Pages coordonnées par Abdeslam Kadiri

Égypte. Opération de Charme de Sharon et Abbas

Mahmoud Abbas
et Ariel Sharon (AFP)
Est-ce la bonne trêve ? Pour la première fois depuis quatre ans, le premier ministre israélien, Ariel Sharon et le président de l’Autorité palestinienne, Mahmoud Abbas, se sont rencontrés mardi dernier à Charm-El-Cheikh en Égypte. Ils y ont proclamé un cessez le feu général et l’arrêt de toutes les opérations militaires. Mais les moments d’espoir ont été si nombreux depuis les accords d’Oslo en 1993, et si souvent déçus qu’il faut se garder de toute euphorie après cette rencontre. Si Sharon et Abbas veulent mettre un terme à la violence, ils restent torpillés par leurs oppositions réciproques. Du côté palestinien, le Hamas par son porte parole, a déclaré que cette annonce "n’exprime
pas les positions des mouvements palestiniens". Néanmoins, Israël a promis de libérer 500 prisonniers palestiniens la semaine prochaine.
Les États-Unis se sont pleinement impliqués. Ils appuieront cet accord en dépêchant sur le terrain un coordonnateur en matière de sécurité pour aider les Palestiniens. Pour Georges W. Bush, le contexte a radicalement changé : l’élection présidentielle palestinienne permet un réengagement américain dans la région. D’un autre côté, l’Oncle Sam, empêtré en Irak, ne serait pas peu fier, de redorer son image en montrant la reprise du processus de paix au Proche-Orient comme un exemple de promotion de la démocratie. La secrétaire d’état américaine, Condoleeza Rice, n’a pas manqué de le rappeler en soulignant le rôle que pouvaient jouer les Etats-Unis et l’Europe.
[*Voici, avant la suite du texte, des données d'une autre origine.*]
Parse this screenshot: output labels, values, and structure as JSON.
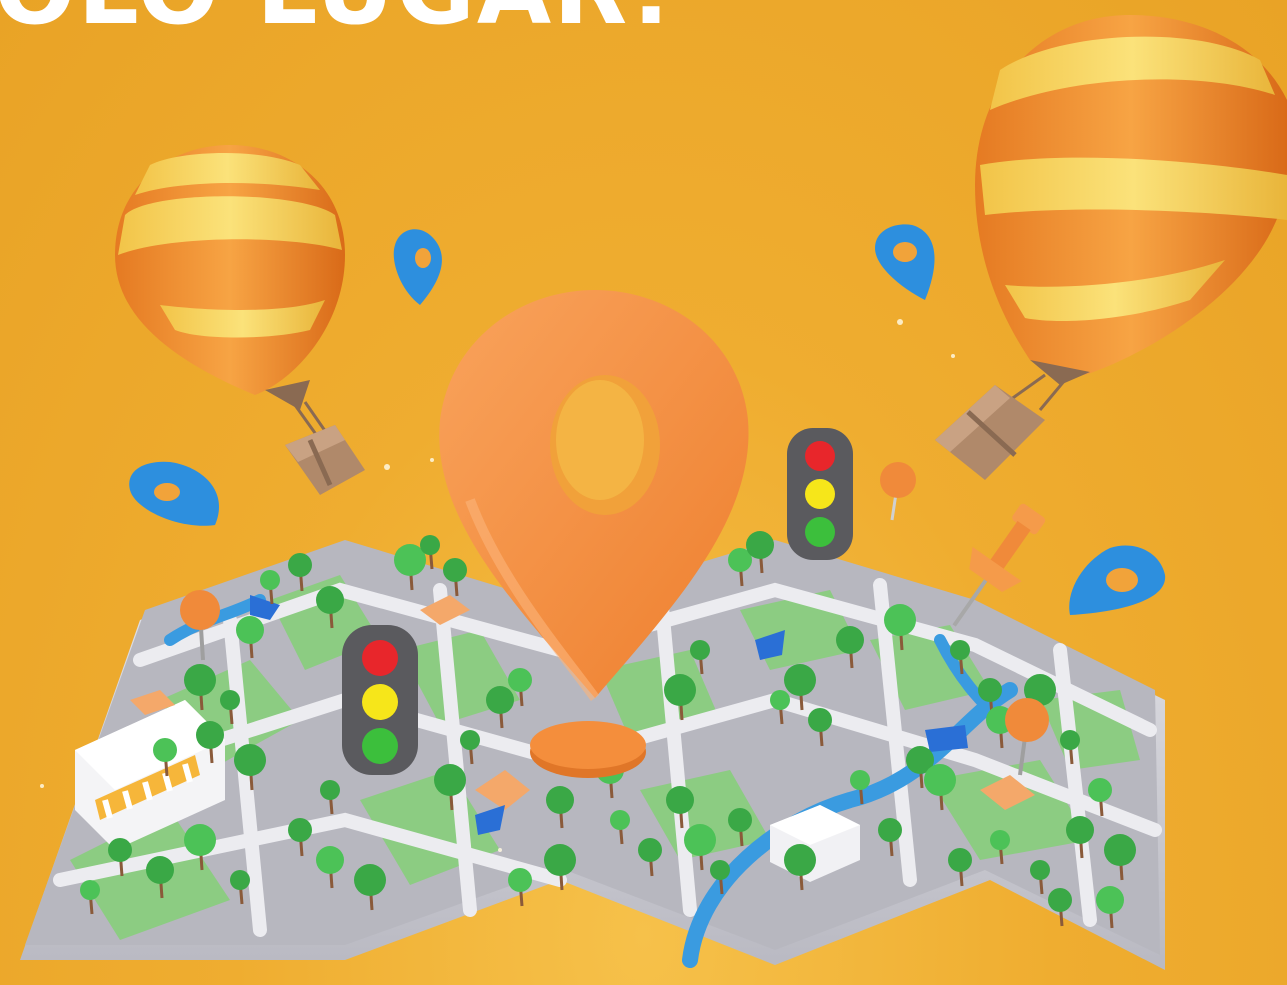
{
  "headline": {
    "text": "OLO LUGAR!"
  },
  "colors": {
    "background": "#efab2c",
    "pin_orange": "#f4913f",
    "pin_blue": "#2d8fde",
    "map_road": "#c9c9cf",
    "map_park": "#8ccc82",
    "tree_green": "#3fb54a",
    "river_blue": "#3a9be0",
    "light_red": "#e8262b",
    "light_yellow": "#f6e61a",
    "light_green": "#3cbf3c",
    "balloon_orange": "#f08a2c",
    "balloon_yellow": "#f7d65a",
    "box_brown": "#b0896a"
  },
  "icons": [
    "hot-air-balloon-icon",
    "location-pin-icon",
    "traffic-light-icon",
    "push-pin-icon",
    "parcel-box-icon",
    "tree-icon",
    "flag-icon"
  ]
}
Terrorisme. Un centre mondial

La conférence internationale sur le terrorisme à Riyad a approuvé mardi la création d’un centre mondial pour la lutte antiterroriste, proposée par l’Arabie Saoudite. C’est le prince héritier, Abdullah Ibn Abdul-Aziz, qui a exposé cette idée à l’ouverture samedi de la conférence qui a réuni des délégations de plus de 50 pays. Le document final intitulé, "Déclaration de Riyad", n’a pas précisé où se situerait le centre, même si le chef d’une délégation a indiqué qu’il serait installé en Suisse. "Tout effort international sera insuffisant pour combattre efficacement le terrorisme en l’absence d’une action collective et d’une approche stratégique globale" dans la lutte contre ce fléau, dit le texte. Dans leur "Déclaration", les participants affirment que ce fléau "n’a pas de religion, de race, de nationalité ou de zone géographique précise (…) Ainsi, toute tentative de lier le terrorisme à une quelconque religion aidera en fait les terroristes".



Vite !

Une voiture piégée a explosé mercredi près du centre de conférences de Madrid, faisant au moins
39 blessés légers. Le journal basque Gara avait reçu une demi-heure avant, un appel de l’organisation basque ETA annonçant l’imminence de l’explosion. L’attentat est intervenu peu avant la visite du roi Juan Carlos et du président Vicente Fox à la Foire d’Art contemporain.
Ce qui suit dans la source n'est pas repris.